For example, I have two lists of entities and a function that measures the distance between them. Let's say it's Name and Email. In the table below for each email I measured the distance to each Name.
1@ - {A:0.2, B:0.3, C:0.4, D:0.6}
2@ - {A:0.15, B:0.2, C:0.2, D:0.5}
3@ - {A:0.1, B:0.05, C:0.03, D:0.2}
Now I want to find single minimum-distance pair for each Email in Names. But, paying attention that if two Emails have same minimum-distance Name candidate, wins whoever has smallest distance.
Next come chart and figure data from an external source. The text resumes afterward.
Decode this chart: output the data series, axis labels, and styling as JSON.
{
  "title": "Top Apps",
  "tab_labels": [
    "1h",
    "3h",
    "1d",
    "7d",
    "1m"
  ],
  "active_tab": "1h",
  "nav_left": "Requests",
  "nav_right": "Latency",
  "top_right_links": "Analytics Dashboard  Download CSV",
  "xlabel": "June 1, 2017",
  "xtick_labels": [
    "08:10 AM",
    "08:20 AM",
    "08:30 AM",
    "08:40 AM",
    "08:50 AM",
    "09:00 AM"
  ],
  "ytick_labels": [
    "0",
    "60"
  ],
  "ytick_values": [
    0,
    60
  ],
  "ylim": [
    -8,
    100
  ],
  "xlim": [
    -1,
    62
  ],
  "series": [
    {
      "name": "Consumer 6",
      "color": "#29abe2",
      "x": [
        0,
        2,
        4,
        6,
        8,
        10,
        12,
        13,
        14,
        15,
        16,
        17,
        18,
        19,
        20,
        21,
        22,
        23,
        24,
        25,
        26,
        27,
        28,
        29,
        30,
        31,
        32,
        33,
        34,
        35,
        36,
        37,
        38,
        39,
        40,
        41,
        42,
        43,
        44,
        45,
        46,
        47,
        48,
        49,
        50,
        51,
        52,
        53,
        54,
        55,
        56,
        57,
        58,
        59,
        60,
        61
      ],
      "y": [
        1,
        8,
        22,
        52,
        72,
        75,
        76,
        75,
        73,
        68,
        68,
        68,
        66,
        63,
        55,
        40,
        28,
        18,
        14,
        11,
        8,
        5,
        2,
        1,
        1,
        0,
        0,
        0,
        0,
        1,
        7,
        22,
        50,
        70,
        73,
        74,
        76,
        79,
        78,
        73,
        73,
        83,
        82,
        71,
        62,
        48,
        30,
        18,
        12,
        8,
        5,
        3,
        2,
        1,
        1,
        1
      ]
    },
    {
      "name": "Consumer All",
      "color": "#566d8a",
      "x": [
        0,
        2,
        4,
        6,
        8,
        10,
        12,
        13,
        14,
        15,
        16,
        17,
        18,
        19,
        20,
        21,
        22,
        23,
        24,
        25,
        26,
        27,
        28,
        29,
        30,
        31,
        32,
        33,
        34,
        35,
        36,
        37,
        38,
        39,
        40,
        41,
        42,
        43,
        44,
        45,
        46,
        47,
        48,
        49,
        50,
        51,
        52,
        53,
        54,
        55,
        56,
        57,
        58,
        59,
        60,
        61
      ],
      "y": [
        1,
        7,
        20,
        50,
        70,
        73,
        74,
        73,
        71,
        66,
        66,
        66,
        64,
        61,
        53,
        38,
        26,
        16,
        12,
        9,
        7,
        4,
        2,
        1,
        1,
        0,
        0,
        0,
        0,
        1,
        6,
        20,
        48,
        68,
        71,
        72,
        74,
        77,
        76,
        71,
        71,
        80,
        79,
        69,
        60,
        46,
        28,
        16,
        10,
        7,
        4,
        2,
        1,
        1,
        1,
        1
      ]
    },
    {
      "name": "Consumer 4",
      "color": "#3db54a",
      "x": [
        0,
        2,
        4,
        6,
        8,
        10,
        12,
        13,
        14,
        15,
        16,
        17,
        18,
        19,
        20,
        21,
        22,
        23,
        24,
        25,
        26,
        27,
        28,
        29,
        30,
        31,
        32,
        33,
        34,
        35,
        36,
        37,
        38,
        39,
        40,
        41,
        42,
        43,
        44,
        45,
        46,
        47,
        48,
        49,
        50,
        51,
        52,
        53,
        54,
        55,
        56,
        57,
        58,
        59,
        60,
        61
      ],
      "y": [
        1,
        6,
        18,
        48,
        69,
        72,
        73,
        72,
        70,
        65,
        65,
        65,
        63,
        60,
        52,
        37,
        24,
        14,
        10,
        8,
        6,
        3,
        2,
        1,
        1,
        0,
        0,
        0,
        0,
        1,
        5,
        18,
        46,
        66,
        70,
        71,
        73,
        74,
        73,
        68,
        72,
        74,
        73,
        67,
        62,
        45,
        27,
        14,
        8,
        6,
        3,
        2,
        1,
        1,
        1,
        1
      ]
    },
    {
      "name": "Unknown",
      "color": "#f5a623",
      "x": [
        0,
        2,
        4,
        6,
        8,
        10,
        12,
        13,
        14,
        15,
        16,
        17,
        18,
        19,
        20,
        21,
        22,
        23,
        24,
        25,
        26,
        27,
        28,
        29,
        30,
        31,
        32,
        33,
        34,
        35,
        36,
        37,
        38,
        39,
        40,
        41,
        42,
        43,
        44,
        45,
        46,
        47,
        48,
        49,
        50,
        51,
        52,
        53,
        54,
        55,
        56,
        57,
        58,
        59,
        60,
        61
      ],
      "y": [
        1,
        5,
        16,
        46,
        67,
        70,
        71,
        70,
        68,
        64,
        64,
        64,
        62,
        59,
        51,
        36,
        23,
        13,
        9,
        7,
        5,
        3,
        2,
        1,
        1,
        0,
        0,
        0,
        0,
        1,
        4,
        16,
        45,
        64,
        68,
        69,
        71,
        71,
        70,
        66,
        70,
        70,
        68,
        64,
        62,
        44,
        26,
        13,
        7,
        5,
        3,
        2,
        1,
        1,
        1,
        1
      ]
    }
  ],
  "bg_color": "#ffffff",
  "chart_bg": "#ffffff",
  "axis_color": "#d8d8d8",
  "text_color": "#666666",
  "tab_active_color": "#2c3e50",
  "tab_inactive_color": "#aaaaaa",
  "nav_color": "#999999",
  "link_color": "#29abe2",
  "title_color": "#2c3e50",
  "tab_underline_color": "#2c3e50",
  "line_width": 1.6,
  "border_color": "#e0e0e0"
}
In this case other one Email should select second-closest Name candidate and check again.
So, in this case result should be:
1@: B
2@: A
3@: C
Table to explain:
emails/names | A | B | C | D |
---|---|---|---|---|
1@ | 0.2 | 0.3 | 0.4 | 0.6 |
2@ | 0.15 | 0.2 | 0.2 | 0.5 |
3@ | 0.1 | 0.05 | 0.03 | 0.2 |
Speed is important.. It could be processed in a form of dataframe or dicts, does not matter.
Thanks for any help.
UPD:
It's possible when the number of Emails > the number of Names, so some Emails will be unassigned, need also to catch them.